On any given day, as much as two-thirds of the transaction activity registered on the Bitcoin network has nothing to do with buying goods and services or trading the virtual currency.

Volume figures are being influenced by a range of other factors such as so-called mixers reshuffling balances between their own accounts, mining pools disbursing coins to members, outright scams such as spoofing and market manipulation, according to analytics provider Coinmetrics.

Bitcoin isn’t alone. On a recent day, more than 45 percent of transactions on Ethereum are non-economic, such as spam, according to another analytics provider, Elementus Inc. At one point, 98 percent of transactions on the digital token Cardano had no economic value, Coinmetrics said.

While the anonymity of the blockchain is one of the key founding principles of Bitcoin, the lack of transparency on the distributed ledger technology is seen by some industry participants as a hindrance to greater acceptance by both institutional and individual investors, as well as regulators.

“If this space is not a joke but serious, then people need to know more,” said Charlie Morris, who manages $300 million for London-based Newscape Capital Group, which has a small investment in Bitcoin and in Overstock.com Inc., which has been active in crypto. “You’d want to know the facts. If institutional money is going to come into Bitcoin, they’ve got to understand what they are buying.”

Morris’s Cryptocomposite.com and Elementus are among new efforts to develop analytical tools to add clarity to blockchain data. Cryptocomposite.com’s first version will be launched soon, Morris said. Elementus is starting trials with financial institutions this summer, and launching in the fall, Max Galka, chief executive officer of Elementus, said in a phone interview.

"You are sort of looking at a tiny piece of the blockchain through a keyhole, and you are not seeing the big picture," said Galka, who worked as a trader at Credit Suisse Group AG and Deutsche Bank AG and teaches data science at the University of Pennsylvania. “It’s really hard to understand the context around it. What we do is we allow you to get the full picture."

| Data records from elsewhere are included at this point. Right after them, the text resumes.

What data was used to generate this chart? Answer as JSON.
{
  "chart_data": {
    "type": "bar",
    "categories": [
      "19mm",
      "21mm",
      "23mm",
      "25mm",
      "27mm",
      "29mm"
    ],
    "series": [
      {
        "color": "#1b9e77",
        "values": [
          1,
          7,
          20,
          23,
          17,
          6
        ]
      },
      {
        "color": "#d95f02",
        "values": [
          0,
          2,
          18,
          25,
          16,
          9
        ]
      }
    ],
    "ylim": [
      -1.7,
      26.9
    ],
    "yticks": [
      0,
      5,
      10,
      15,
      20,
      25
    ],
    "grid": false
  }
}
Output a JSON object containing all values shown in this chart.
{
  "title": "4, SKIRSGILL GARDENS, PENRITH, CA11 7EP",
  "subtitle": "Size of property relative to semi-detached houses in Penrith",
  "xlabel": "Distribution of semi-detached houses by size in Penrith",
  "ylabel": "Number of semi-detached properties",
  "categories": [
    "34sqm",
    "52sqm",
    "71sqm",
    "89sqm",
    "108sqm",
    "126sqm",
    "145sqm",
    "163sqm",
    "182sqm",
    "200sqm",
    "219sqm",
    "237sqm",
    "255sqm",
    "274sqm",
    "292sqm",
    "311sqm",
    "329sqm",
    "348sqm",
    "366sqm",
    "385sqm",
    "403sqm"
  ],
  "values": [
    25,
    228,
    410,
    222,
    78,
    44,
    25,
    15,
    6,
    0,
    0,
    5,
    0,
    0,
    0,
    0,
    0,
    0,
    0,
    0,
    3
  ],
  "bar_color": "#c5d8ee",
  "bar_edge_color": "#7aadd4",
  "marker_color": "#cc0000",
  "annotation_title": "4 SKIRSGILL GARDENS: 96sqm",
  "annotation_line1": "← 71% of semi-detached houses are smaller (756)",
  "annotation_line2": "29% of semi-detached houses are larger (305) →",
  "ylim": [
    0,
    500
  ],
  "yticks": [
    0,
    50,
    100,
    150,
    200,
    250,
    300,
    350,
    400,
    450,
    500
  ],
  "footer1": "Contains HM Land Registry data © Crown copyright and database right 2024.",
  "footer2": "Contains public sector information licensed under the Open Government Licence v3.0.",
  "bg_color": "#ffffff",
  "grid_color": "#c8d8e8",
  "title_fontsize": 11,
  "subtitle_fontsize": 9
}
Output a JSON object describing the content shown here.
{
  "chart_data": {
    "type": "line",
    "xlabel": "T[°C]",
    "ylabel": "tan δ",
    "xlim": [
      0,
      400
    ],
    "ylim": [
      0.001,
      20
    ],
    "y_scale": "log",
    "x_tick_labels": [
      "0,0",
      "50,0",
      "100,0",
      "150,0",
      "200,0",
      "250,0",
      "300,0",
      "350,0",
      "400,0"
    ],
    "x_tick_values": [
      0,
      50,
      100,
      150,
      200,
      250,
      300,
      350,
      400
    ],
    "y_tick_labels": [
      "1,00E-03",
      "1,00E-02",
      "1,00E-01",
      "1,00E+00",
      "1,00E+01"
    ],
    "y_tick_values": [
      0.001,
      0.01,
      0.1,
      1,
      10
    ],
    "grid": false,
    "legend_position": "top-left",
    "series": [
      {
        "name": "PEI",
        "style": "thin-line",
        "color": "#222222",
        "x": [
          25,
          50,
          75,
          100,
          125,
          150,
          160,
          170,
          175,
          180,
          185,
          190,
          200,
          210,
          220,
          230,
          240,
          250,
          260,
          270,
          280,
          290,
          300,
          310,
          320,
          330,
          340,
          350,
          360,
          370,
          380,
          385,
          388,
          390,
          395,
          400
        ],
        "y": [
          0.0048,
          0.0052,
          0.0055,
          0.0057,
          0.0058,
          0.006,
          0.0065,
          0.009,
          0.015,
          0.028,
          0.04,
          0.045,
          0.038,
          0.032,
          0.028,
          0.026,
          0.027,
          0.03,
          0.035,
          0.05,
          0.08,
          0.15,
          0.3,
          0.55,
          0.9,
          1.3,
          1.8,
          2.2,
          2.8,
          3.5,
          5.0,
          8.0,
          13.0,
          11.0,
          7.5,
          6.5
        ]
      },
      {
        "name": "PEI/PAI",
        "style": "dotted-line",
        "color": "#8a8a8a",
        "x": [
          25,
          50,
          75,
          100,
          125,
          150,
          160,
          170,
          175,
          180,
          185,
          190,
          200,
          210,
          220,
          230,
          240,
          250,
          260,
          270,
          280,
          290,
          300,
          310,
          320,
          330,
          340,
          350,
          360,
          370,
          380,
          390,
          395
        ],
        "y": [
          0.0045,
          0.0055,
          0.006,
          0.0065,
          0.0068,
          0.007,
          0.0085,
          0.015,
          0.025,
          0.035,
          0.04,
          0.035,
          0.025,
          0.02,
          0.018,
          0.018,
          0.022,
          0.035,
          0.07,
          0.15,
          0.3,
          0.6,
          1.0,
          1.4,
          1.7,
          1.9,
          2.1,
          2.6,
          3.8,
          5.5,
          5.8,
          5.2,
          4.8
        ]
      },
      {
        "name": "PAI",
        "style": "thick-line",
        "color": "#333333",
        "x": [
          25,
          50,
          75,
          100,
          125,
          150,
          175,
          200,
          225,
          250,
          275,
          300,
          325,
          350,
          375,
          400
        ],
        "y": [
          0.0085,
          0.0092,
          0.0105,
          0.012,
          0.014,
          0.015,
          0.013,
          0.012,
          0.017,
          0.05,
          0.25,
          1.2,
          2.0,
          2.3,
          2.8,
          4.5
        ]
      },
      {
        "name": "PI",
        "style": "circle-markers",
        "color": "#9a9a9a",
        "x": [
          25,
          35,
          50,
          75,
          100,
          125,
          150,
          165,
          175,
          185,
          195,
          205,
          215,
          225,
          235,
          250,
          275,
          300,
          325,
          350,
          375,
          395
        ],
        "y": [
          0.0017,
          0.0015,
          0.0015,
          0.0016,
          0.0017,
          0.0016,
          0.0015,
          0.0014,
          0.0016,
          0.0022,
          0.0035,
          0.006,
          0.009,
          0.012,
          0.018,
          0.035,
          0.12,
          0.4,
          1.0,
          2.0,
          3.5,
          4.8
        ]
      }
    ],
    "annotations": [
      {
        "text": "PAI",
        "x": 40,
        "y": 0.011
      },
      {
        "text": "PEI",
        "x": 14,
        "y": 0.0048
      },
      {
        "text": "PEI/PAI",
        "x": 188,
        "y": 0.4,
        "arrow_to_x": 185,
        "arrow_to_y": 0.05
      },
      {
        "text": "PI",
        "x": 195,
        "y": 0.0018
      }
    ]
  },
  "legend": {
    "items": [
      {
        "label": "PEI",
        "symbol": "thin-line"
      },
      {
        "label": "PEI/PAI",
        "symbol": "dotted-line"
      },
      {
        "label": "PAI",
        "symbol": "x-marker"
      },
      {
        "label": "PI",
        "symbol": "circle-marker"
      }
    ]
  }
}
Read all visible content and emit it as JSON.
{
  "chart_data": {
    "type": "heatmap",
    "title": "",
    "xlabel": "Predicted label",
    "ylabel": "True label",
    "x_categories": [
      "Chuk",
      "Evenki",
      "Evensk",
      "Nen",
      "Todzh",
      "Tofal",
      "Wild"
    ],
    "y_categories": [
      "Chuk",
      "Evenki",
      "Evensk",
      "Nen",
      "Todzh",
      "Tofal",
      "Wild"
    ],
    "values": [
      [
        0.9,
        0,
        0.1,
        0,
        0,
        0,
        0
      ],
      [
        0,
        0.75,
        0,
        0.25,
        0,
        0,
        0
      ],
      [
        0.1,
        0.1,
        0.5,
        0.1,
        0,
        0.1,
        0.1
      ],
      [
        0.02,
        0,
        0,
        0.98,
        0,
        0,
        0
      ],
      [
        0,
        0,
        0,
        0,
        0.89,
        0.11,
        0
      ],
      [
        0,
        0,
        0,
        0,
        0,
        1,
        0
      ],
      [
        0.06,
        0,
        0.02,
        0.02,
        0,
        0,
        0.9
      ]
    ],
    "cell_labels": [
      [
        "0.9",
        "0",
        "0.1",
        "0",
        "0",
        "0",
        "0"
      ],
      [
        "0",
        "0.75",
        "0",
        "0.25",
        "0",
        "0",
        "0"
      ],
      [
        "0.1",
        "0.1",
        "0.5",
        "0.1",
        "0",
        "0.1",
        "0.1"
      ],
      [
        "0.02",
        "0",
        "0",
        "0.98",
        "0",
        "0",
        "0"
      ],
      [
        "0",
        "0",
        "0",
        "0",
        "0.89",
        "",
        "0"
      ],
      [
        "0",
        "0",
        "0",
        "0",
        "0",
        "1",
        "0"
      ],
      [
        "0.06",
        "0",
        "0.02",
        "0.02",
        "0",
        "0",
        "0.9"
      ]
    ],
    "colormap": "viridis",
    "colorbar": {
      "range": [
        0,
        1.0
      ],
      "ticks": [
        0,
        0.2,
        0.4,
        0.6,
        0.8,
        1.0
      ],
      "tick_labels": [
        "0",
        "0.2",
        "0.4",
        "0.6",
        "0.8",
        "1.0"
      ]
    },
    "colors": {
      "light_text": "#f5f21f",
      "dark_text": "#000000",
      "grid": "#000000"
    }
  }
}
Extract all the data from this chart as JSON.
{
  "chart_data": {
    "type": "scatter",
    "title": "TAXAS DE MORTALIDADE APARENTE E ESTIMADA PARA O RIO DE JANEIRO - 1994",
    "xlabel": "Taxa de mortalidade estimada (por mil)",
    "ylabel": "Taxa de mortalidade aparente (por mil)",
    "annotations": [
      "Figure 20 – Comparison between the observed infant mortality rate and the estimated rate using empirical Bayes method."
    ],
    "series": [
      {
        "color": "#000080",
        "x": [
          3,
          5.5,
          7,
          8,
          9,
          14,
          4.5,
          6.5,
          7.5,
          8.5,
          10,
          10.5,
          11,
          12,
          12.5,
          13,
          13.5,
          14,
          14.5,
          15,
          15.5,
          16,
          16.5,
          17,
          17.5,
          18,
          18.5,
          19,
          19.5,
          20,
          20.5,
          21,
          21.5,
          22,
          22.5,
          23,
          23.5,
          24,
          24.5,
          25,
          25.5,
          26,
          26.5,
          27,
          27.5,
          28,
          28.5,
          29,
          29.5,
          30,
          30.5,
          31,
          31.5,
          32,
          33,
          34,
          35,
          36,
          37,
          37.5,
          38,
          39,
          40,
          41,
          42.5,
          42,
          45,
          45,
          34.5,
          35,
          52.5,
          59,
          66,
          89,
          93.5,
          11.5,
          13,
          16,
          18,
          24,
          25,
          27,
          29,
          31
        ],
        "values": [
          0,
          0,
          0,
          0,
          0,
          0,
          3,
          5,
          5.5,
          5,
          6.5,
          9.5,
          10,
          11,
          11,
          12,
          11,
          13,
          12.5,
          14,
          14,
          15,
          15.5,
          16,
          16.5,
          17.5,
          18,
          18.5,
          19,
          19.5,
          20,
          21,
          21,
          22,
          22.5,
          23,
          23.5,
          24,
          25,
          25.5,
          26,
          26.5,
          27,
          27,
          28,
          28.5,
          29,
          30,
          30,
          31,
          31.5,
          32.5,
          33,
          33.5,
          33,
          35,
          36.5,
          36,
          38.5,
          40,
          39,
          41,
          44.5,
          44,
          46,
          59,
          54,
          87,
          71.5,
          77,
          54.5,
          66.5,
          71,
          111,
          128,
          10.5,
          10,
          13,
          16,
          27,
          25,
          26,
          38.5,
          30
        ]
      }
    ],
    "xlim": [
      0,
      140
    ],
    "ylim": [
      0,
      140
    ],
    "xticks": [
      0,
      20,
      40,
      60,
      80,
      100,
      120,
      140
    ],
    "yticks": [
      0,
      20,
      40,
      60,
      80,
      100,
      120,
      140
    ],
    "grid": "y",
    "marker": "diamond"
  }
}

And the full picture can be quite different than the view that can be gleaned from volume charts on online blockchain explorer sites, or examining data put out by exchanges. While every transaction on the public networks that many coins run on are posted online, participants are usually anonymous, and it’s hard to know who is behind the transactions -- and if they have malicious intent.

“Creating addresses in these networks is free, and transaction fees at this point are sufficiently low to enable a single user to send small balance through hundreds of transactions," Lucas Nuzzi, director of technology research at Digital Asset Research, said in an email.

When mixers reshuffle balances between accounts, each transaction is recorded separately on the blockchain. Coinmetrics found one mixer that was responsible for up to 90 percent of all transactional value on Ethereum between February 2017 and February 2018, said Nic Carter, co-founder of the site. Mixers can be custodians or exchanges, moving funds around as a precaution against hacks. Or they can be criminals trying to make funds hard to trace.